Se pueden deducir algunas ideas sobre la prevención. Naturalmente, los primeros que pueden evitar este crecimiento raquítico en sus hijos son los padres. Deben ofrecer el ejemplo de una vida de normal relación hombre-mujer. Si su matrimonio es firme y consiguen crear una razonable atmósfera de afecto y de unión, se reducen considerablemente las posibilidades de incidencia de los complejos neuróticos, incluido el homosexual.
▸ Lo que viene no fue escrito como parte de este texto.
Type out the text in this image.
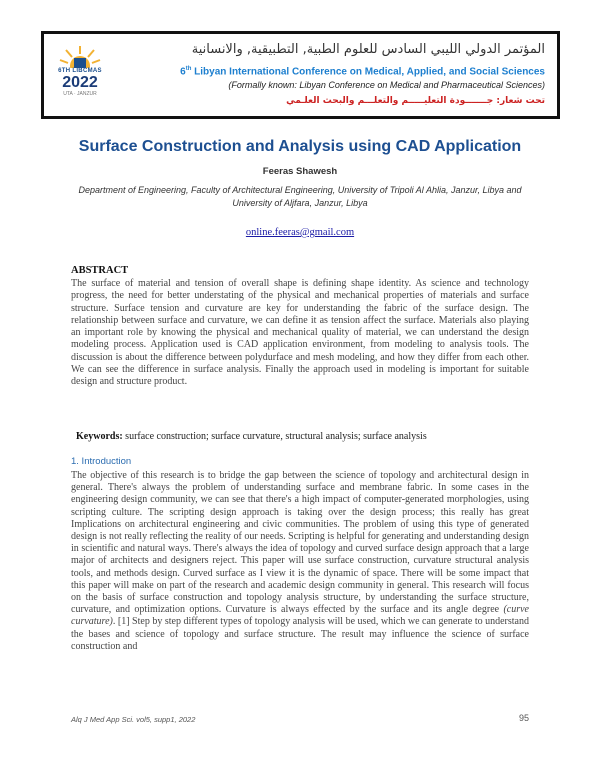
6TH LIBCMAS
2022
UTA · JANZUR
المؤتمر الدولي الليبي السادس للعلوم الطبية, التطبيقية, والانسانية
6th Libyan International Conference on Medical, Applied, and Social Sciences
(Formally known: Libyan Conference on Medical and Pharmaceutical Sciences)
تحت شعار: جـــــــودة التعليـــــم والتعلـــم والبحث العلـمي
Surface Construction and Analysis using CAD Application
Feeras Shawesh
Department of Engineering, Faculty of Architectural Engineering, University of Tripoli Al Ahlia, Janzur, Libya and University of Aljfara, Janzur, Libya
online.feeras@gmail.com
ABSTRACT
The surface of material and tension of overall shape is defining shape identity. As science and technology progress, the need for better understating of the physical and mechanical properties of materials and surface structure. Surface tension and curvature are key for understanding the fabric of the surface design. The relationship between surface and curvature, we can define it as tension affect the surface. Materials also playing an important role by knowing the physical and mechanical quality of material, we can understand the design modeling process. Application used is CAD application environment, from modeling to analysis tools. The discussion is about the difference between polydurface and mesh modeling, and how they differ from each other. We can see the difference in surface analysis. Finally the approach used in modeling is important for suitable design and structure product.
Keywords: surface construction; surface curvature, structural analysis; surface analysis
1. Introduction
The objective of this research is to bridge the gap between the science of topology and architectural design in general. There's always the problem of understanding surface and membrane fabric. In some cases in the engineering design community, we can see that there's a high impact of computer-generated morphologies, using scripting culture. The scripting design approach is taking over the design process; this really has great Implications on architectural engineering and civic communities. The problem of using this type of generated design is not really reflecting the reality of our needs. Scripting is helpful for generating and understanding design in scientific and natural ways. There's always the idea of topology and curved surface design approach that a large major of architects and designers reject. This paper will use surface construction, curvature structural analysis tools, and methods design. Curved surface as I view it is the dynamic of space. There will be some impact that this paper will make on part of the research and academic design community in general. This research will focus on the basis of surface construction and topology analysis structure, by understanding the surface structure, curvature, and optimization options. Curvature is always effected by the surface and its angle degree (curve curvature). [1] Step by step different types of topology analysis will be used, which we can generate to understand the bases and science of topology and surface structure. The result may influence the science of surface construction and
Alq J Med App Sci. vol5, supp1, 2022	95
Por lo que se refiere a cómo educar a los hijos, tanto el padre como la madre deben tener bien presente que deben tratar al chico como varón y a la chica como mujer. Eso no significa forzarles a ejercitar «papeles preestablecidos», sino a cooperar con las tendencias naturales de los hijos, teniendo en cuenta las diversidades de comportamiento innatas, ligadas al sexo.

El principal factor de prevención es la valoración, por parte de los padres, del chico como chico y de la chica como chica. Los hijos deberían percibirlo. Se debe evitar toda deficiencia a este propósito. Los periodos críticos para el desarrollo de la confianza en uno mismo como hombre y como mujer son la pre-adolescencia y la adolescencia. En esta edad pueden ejercer una influencia beneficiosa no sólo los padres sino también otras personas externas a la familia. A veces, por ejemplo, los profesores pueden contribuir de modo positivo a reforzar una sana confianza en la identidad sexual del alumno. Pueden alentar y ayudar a cada chico o chica a superar ciertas limitaciones. Es el caso, por ejemplo, del muchacho que queda sistemáticamente atrás en los juegos y en los deportes, que queda aislado del grupo de los coetáneos. En tales situaciones, es importante la comprensión que un profesor u otro adulto puede expresar en una conversación o de otro modo, ayudando al adolescente a evitar el riesgo de acabar en la autodramatización.

Además, un efecto preventivo está contenido también en una buena educación sexual. Los adolescentes que tienen cierto tipo de complejos de inferioridad originarios pueden sufrir un shock depresivo si alguien con autoridad, como un profesor, les enseña que «la homosexualidad radica en el cerebro». Semejante absurdo enclava al muchacho en las dudas sobre su propia identidad y puede orientar una mente indecisa e inmadura hacia una dirección funesta. Por el contrario, habría que decirle que las sensaciones homosexuales en la adolescencia manifiestan problemas emotivos del desarrollo, y que no existe una verdadera homosexualidad innata. Hay que decirle también que esta tendencia tiene su origen en un complejo de inferioridad que es susceptible de cambio. De este modo, el educador infunde esperanza e indica una vía sobre la que se puede proseguir el crecimiento interior.

_________________________

(1) Gerard van den Aardweg, Omosessualità & speranza. Terapia e guarigione nell’esperienza di uno psicologo, Edizioni Ares, Milán (1995), 189 págs. (Versión actualizada de Homosexuality and Hope. A Psychologist Talks About Treatment and Change, Servan Books, Ann Arbor [Michigan] 1985).